Design a logger system that receive stream of messages along with its timestamps, each message should be printed if and only if it is not printed in the last 10 seconds.

Given a message and a timestamp (in seconds granularity), return true if the message should be printed in the given timestamp, otherwise returns false.

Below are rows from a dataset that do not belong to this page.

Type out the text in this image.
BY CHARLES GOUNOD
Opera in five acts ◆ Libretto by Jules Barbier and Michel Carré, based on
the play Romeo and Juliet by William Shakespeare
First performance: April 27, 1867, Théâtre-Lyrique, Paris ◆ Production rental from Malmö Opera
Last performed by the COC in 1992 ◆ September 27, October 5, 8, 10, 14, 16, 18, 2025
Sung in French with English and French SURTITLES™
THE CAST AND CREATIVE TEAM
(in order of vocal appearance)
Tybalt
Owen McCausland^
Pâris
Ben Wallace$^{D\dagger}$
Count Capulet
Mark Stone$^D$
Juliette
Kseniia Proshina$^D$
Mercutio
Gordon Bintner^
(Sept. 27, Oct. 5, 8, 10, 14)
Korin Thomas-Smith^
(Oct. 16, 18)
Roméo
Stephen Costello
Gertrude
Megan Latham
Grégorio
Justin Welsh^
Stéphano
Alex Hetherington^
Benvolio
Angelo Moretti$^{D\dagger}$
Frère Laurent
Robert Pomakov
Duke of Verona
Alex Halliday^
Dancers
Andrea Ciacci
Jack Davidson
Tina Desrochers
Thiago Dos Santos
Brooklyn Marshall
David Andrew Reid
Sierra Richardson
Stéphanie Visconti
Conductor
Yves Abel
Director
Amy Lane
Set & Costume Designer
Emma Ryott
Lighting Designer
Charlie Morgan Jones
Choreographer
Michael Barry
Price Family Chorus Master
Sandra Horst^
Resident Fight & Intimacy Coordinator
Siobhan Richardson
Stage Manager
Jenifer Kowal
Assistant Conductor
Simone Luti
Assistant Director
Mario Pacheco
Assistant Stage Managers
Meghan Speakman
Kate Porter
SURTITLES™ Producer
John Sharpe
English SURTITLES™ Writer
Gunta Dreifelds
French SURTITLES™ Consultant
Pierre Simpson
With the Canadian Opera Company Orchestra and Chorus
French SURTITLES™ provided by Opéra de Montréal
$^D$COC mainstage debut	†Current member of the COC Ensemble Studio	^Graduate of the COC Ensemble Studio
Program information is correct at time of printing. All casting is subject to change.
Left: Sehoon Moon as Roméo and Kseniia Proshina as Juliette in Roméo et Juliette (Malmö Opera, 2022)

It is possible that several messages arrive roughly at the same time.

Example:

Logger logger = new Logger();

// logging string "foo" at timestamp 1
logger.shouldPrintMessage(1, "foo"); returns true; 

// logging string "bar" at timestamp 2
logger.shouldPrintMessage(2,"bar"); returns true;

// logging string "foo" at timestamp 3
logger.shouldPrintMessage(3,"foo"); returns false;

// logging string "bar" at timestamp 8
logger.shouldPrintMessage(8,"bar"); returns false;

// logging string "foo" at timestamp 10
logger.shouldPrintMessage(10,"foo"); returns false;

// logging string "foo" at timestamp 11
logger.shouldPrintMessage(11,"foo"); returns true;

要注意的case:

1. map的[]访问。

   如果map[key]中的key是一个还没有插入的键值, 这个操作会插入一个新的pair， 并把value设为默认值。 在leetcode使用的STL中，int会设为0, string类型则为一个空字符串。

solution 1

class Logger {
    map<string, int> mem;
public:
    /** Returns true if the message should be printed in the given timestamp, otherwise returns false.
        If this method returns false, the message will not be printed.
        The timestamp is in seconds granularity. */
    bool shouldPrintMessage(int timestamp, string message) {
        if (timestamp < mem[message]) 
            return false;
        mem[message] = timestamp+10;
        return true;
    }
};

/**
 * Your Logger object will be instantiated and called as such:
 * Logger obj = new Logger();
 * bool param_1 = obj.shouldPrintMessage(timestamp,message);
 */